Abstract:
In the last three decades, metal hydride-mediated hydrogen atom transfer (HAT) has seen rapid growth as a mild and chemoselective method for alkene hydrofunctionalization. Our laboratory has extensively developed this chemistry for strategic applications in the synthesis of natural products.
The work described will begin with synthetic efforts toward C26-modified indole diterpenes of the Paxilline family. A three-component, indium-mediated alkenylation-alkylation sequence was developed to quickly assemble a trisubstituted alkene in the first key step of this synthesis. Investigations in relation to the second key step, a HAT-initiated polycyclization cascade to construct the tricarbocyclic terpenoid core, revealed the extent to which regioselectivity can be controlled in these settings based on the innate aptitudes of different alkene substitution patterns toward HAT.

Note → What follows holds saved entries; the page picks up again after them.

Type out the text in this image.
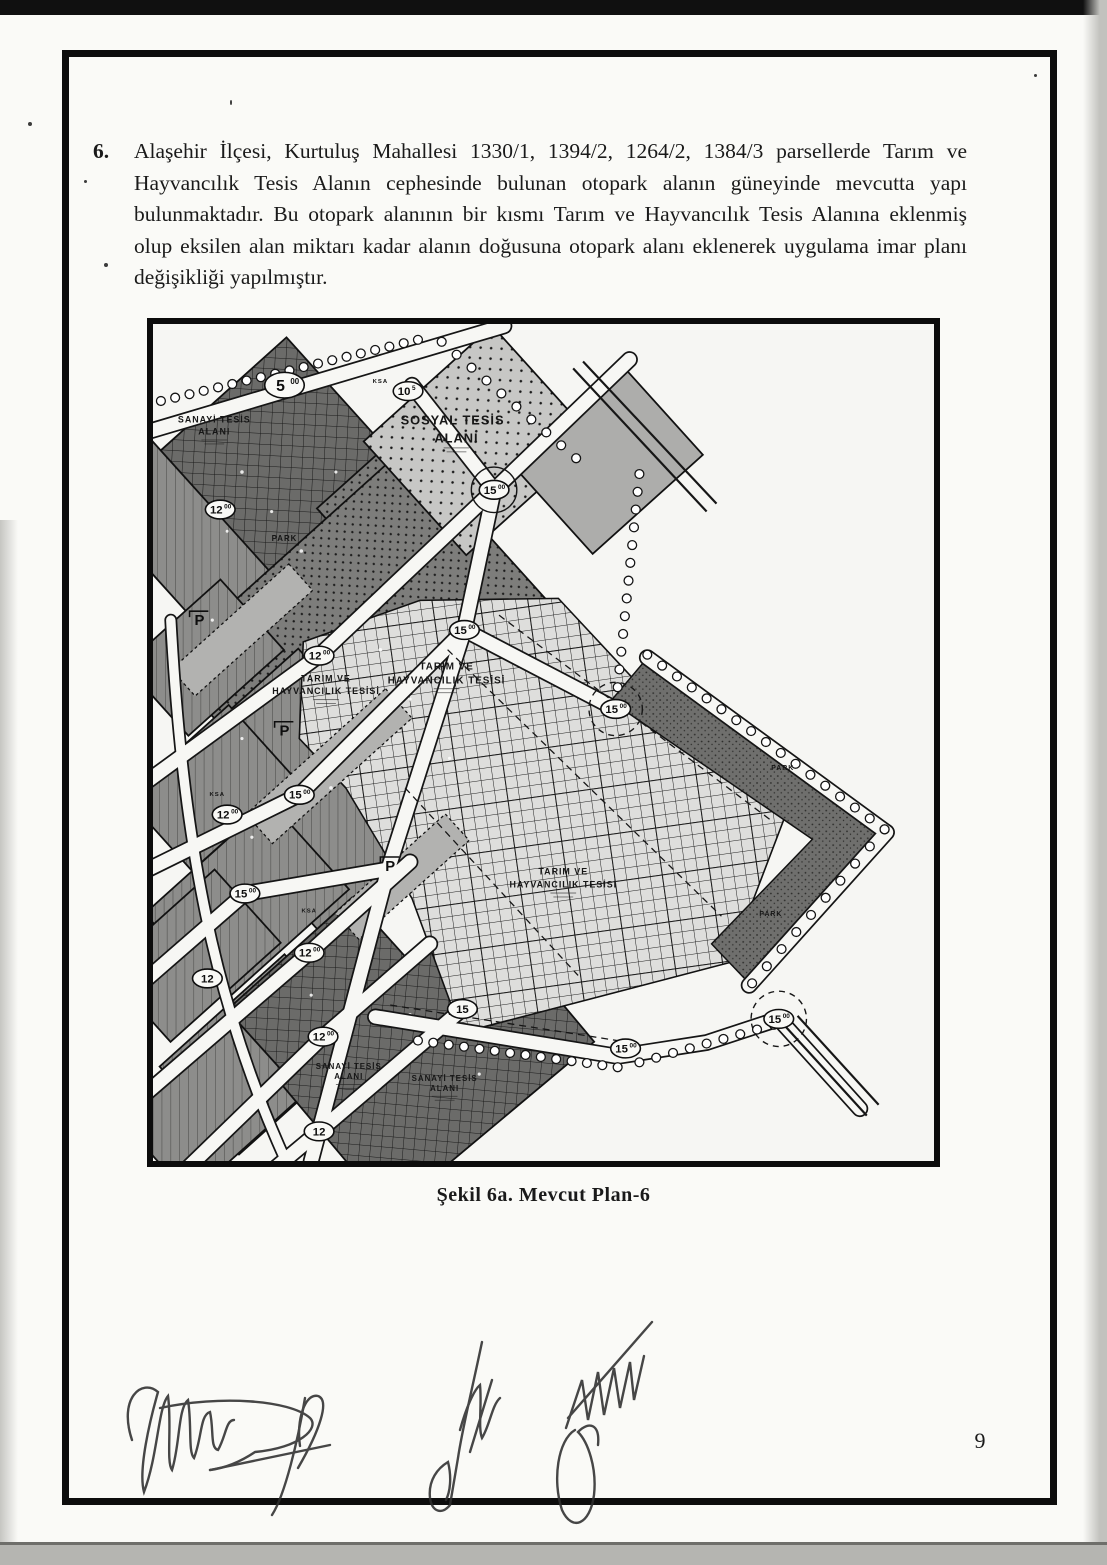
6.	Alaşehir İlçesi, Kurtuluş Mahallesi 1330/1, 1394/2, 1264/2, 1384/3 parsellerde Tarım ve
Hayvancılık Tesis Alanın cephesinde bulunan otopark alanın güneyinde mevcutta yapı
bulunmaktadır. Bu otopark alanının bir kısmı Tarım ve Hayvancılık Tesis Alanına eklenmiş
olup eksilen alan miktarı kadar alanın doğusuna otopark alanı eklenerek uygulama imar planı
değişikliği yapılmıştır.
P
P
P
5 00
10 5
15 00
12 00
12 00
15 00
15 00
15 00
12 00
15 00
12 00
12
12 00
15
15 00
15 00
12
SANAYİ TESİS
ALANI
SOSYAL TESİS
ALANI
PARK
TARIM VE
HAYVANCILIK TESİSİ
TARIM VE
HAYVANCILIK TESİSİ
TARIM VE
HAYVANCILIK TESİSİ
PARK
PARK
SANAYİ TESİS
ALANI	SANAYİ TESİS
ALANI
KSA
KSA
KSA
Şekil 6a. Mevcut Plan-6
9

In light of the challenges we encountered in the synthesis of C26-modified indole diterpenes, we set out to find new ways to control site-selectivity in iron-catalyzed HAT-initiated reactions involving polyenes. Empirical data suggest that coordination between the metal catalyst and a hydroxy group allows for the preferential engagement of allylic alcohol motifs. This directing effect can be used to override innate selectivity patterns to a significant extent, even in systems with high biases under non-directing conditions. This new basis for a site-selective HAT was applied to the synthesis of 17 new beta- and gamma-amino alcohols from their corresponding polyenols.